All of this violence is at every turn guaranteed, supported and underpinned by a regulatory relationship. It is a relationship that in its current neo-liberal form has ‘freed’ corporations from regulatory controls across the board in the past decade or so. Most recently the coalition government has formally instructed safety regulators to stop routine inspections of the vast majority of UK workplaces, including those in highly dangerous manufacturing industries and the docks. Those are industries that the government now defines, by ministerial dictat, as ‘low risk’! As Hazards magazine has noted, the industries that the government has removed from regulatory scrutiny account for 53 per cent of officially recorded deaths (O'Neill, 2013). Just as there remains a structure of legitimacy for state violence that the state itself cannot undermine, so states create the conditions that enable corporate violence to flourish.
In order to deal with the problem of violence in contemporary societies, social scientists must refocus their energies on explaining and exposing the right to resort to violence that is inscribed into the social order. Taking institutional violence seriously means challenging the legitimate right of both police and private corporations to commit violence with impunity.
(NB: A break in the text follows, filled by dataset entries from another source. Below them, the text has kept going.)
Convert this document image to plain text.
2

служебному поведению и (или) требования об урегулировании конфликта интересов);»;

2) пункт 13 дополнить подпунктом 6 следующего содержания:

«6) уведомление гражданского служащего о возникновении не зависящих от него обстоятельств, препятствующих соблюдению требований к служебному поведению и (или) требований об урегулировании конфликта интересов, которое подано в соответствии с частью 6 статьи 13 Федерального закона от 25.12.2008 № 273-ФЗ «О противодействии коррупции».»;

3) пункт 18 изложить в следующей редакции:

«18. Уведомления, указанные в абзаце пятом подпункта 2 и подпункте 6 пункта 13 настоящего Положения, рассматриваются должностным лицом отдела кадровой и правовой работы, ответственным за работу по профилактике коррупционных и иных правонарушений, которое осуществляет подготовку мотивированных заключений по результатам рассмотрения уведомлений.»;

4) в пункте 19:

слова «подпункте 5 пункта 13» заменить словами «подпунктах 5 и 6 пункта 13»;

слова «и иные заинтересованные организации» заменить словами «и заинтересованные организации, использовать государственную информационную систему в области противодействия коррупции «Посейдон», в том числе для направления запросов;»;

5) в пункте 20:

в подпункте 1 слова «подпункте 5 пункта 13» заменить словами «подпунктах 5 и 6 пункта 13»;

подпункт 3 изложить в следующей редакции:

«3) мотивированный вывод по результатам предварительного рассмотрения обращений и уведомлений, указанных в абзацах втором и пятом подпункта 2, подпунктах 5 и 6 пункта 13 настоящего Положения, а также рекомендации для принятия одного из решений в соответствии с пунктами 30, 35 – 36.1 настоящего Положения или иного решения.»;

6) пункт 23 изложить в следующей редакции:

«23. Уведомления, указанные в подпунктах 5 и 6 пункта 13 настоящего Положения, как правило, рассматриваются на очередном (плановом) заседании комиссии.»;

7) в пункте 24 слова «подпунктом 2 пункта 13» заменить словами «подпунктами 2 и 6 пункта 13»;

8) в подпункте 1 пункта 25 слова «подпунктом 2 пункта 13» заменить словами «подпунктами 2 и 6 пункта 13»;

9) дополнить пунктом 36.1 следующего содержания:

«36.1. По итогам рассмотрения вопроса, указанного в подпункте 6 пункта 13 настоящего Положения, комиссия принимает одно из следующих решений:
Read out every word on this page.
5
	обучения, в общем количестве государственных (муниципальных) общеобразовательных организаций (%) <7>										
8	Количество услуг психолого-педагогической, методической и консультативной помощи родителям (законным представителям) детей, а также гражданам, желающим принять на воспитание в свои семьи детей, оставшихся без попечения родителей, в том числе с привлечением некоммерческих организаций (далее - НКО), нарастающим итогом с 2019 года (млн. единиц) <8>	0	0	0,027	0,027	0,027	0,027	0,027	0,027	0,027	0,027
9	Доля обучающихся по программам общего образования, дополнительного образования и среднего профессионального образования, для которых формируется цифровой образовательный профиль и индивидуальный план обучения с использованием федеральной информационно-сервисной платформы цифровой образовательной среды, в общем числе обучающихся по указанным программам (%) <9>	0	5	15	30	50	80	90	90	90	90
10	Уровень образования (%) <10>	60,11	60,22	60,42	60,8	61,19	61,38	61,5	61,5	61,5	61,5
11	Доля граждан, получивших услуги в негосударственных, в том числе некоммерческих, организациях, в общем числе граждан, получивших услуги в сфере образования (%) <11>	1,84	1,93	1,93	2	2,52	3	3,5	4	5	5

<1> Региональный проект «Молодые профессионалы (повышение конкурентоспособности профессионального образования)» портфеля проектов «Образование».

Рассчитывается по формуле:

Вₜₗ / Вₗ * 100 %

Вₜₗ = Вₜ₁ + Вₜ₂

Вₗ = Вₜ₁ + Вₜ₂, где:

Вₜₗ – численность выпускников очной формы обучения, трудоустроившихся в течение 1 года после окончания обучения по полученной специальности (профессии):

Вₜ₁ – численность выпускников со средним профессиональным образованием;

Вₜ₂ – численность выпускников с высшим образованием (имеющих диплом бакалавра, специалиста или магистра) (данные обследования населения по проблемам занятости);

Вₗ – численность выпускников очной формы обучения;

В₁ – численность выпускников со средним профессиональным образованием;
David Whyte is Reader in Criminology, University of Liverpool.
References
Committee on the Medical Effects of Air Pollutants (2010), The Mortality Effects of Long-Term Exposure to Particulate Air Pollution in the United Kingdom, A report by the Committee on the Medical Effects of Air Pollutants, Didcot, Oxfordshire: Health Protection Agency.
MacAskill, E. and Cobain, I. (2014), ‘British forces’ century of unbroken warfare set to end with Afghanistan exit’, The Guardian, 11 February.
O'Neill, R., Pickvance, S. and Watterson, A. (2007), ‘Burying the Evidence: how Great Britain is Prolonging the Occupational Cancer Epidemic’, International Journal of Occupational and Environmental Health, 4, pp. 428–436.
O'Neill, R. (2013), ‘Low life: How the government has put a low price on your life’, Hazards magazine, January, www.hazards.org/votetodie/lowlife.htm
Tombs, S. and Whyte, D. (2015), The Corporate Criminal, London: Routledge.